Evaluation of the number of clusters in a data set using $p$-values from Multiple Tests of Hypotheses

TL;DR

This paper introduces a new nonparametric, distance-based measure to determine the number of clusters in a dataset, leveraging multiple hypothesis tests and p-value combination, applicable to high-dimensional data.

Contribution

It presents a novel cluster accuracy index that efficiently estimates the number of groups using multiple hypothesis testing without extensive computation.

Findings

Demonstrates the index's efficiency through data studies.

Shows superiority over existing methods in accuracy.

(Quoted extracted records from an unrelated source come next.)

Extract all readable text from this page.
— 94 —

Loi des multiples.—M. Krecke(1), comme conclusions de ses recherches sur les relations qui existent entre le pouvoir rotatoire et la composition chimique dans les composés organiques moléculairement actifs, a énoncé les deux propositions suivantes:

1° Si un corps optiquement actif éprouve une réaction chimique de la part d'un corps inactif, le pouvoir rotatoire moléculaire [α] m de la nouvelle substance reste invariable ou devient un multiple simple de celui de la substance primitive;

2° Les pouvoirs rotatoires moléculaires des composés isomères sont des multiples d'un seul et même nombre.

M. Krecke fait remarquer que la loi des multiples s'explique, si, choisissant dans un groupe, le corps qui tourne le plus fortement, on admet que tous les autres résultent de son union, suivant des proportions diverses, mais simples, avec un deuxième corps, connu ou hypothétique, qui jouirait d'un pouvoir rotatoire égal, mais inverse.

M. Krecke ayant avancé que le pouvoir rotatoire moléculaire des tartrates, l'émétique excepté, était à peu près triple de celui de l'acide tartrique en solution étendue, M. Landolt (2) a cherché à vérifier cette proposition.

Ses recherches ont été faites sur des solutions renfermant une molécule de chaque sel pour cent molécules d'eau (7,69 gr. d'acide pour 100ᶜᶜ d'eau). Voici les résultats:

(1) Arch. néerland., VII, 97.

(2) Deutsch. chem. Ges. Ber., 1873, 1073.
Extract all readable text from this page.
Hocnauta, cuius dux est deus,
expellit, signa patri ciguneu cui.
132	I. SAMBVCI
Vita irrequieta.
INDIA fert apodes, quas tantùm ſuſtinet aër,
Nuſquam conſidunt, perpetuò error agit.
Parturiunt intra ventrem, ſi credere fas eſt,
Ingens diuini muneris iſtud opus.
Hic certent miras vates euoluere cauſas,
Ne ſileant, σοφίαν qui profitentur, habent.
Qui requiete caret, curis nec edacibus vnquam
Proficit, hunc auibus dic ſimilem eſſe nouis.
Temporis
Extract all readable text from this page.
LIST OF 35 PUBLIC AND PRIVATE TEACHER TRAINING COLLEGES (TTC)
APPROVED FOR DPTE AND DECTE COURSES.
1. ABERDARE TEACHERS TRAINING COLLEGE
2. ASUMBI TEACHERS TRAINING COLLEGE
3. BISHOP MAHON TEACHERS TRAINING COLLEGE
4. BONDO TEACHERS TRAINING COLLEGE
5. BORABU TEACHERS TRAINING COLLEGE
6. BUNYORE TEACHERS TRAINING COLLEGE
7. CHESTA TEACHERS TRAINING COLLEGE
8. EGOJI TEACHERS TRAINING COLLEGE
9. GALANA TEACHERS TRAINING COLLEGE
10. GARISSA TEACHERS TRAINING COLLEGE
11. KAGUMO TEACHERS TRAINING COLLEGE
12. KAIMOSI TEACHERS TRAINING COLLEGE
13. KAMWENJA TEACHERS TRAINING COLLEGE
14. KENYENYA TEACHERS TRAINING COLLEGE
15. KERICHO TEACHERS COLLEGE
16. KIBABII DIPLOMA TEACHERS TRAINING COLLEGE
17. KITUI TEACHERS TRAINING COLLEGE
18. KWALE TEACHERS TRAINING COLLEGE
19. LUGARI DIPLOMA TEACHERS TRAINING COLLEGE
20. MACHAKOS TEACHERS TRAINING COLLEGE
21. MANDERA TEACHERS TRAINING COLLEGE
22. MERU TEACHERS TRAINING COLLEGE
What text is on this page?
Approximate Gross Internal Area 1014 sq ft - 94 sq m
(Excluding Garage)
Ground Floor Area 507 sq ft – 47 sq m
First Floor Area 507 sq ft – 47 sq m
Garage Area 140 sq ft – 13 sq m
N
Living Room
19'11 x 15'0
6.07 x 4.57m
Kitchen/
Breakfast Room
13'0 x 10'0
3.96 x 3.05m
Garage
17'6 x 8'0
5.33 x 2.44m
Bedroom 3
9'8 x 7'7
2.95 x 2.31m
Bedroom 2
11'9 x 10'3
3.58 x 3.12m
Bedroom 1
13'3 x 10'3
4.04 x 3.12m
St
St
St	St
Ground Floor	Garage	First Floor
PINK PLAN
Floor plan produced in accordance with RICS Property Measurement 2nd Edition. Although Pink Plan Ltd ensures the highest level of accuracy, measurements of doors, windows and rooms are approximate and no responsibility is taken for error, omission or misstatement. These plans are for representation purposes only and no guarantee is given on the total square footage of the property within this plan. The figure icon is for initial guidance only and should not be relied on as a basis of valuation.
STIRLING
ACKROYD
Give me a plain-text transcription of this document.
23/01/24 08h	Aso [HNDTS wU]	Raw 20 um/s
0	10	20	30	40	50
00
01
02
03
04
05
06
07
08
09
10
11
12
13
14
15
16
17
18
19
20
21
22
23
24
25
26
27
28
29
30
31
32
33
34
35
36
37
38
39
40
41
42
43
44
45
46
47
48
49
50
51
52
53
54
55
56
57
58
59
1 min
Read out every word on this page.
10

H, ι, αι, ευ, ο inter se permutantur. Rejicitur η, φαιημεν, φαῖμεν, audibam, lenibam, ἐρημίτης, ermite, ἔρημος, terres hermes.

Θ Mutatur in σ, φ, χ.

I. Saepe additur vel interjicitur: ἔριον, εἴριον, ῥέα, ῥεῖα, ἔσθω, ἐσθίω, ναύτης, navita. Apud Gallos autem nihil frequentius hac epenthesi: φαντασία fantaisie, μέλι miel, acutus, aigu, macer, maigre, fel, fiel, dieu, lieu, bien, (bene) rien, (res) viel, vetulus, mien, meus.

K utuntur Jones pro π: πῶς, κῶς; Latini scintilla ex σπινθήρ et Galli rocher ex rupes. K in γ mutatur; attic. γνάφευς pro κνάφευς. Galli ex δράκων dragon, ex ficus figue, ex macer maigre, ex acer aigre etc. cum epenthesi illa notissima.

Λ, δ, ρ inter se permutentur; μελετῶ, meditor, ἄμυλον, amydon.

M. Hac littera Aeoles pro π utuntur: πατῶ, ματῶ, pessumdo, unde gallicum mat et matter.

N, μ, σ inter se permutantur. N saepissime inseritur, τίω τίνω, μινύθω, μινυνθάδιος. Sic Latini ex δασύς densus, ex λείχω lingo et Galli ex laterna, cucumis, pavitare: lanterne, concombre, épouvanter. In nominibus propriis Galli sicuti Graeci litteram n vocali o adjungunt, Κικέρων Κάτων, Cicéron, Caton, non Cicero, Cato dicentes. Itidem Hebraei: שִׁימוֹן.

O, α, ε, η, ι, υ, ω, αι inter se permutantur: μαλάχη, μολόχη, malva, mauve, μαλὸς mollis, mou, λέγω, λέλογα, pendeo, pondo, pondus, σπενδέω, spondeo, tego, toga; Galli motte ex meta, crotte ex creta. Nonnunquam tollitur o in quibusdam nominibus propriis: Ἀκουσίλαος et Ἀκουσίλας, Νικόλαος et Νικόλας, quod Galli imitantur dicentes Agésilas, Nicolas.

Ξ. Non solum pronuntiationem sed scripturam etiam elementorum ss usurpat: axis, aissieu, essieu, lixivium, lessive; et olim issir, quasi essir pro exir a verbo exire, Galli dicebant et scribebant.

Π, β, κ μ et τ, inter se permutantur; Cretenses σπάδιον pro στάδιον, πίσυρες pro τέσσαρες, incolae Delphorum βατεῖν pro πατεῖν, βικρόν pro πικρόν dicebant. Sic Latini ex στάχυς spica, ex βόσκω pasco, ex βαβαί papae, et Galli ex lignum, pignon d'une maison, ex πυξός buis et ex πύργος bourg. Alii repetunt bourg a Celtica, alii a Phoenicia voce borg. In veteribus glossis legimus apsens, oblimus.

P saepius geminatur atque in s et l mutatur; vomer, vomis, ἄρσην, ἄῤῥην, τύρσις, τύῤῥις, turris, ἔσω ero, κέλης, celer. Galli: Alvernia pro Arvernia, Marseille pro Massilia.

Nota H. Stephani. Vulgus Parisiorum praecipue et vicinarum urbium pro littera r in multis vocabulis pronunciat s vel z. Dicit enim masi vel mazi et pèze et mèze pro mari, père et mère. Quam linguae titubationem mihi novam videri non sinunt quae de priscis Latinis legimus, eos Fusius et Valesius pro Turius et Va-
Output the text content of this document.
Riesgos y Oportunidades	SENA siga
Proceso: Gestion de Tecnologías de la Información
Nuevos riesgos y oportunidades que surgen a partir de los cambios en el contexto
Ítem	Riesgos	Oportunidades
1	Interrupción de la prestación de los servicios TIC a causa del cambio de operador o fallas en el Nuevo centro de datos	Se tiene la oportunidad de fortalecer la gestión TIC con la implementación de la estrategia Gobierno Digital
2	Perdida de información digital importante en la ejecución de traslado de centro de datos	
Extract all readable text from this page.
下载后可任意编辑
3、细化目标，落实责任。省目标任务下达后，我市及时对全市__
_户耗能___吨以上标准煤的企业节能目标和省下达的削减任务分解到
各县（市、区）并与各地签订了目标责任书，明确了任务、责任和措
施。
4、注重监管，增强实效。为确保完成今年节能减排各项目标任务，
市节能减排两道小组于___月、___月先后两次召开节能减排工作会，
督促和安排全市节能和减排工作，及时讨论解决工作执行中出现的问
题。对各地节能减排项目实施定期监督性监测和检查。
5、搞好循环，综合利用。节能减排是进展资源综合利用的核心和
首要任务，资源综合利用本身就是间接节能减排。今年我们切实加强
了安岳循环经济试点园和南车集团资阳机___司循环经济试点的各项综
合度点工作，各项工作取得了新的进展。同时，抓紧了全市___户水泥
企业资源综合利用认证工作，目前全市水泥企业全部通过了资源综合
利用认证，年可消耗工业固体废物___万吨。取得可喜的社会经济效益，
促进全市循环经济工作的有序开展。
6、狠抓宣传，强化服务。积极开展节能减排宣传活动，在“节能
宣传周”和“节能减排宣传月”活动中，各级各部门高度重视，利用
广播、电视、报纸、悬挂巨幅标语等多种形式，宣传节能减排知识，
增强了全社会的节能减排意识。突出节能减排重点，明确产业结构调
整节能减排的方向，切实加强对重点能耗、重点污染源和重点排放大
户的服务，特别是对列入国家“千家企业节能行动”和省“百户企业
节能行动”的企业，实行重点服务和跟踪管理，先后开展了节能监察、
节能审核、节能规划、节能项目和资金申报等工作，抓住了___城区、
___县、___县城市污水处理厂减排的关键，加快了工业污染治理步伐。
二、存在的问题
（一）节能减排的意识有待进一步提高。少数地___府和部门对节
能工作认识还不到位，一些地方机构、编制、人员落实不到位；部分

Applicable to arbitrary-dimensional datasets.

Abstract

This paper proposes a novel, nonparametric, interpoint distance-based measure to investigate whether there exist any groups in a set of given data, and if so then, how many groups are prevailing in total. It is a cluster accuracy index useful for arbitrary-dimensional data set, in association with any clustering algorithm having the number of groups specified as a priori. We perform univariate, nonparametric, multiple statistical tests of hypotheses, where as many dependent tests as the sample size are carried out using the interpoint distances. They possess $p$-values to be combined to reach a decision, which is taken in a step-wise process for a possible number of clusters. It reduces the unnecessary computations compared with the other accuracy measures from the literature. Data study establishes the proposed index's efficiency and superiority.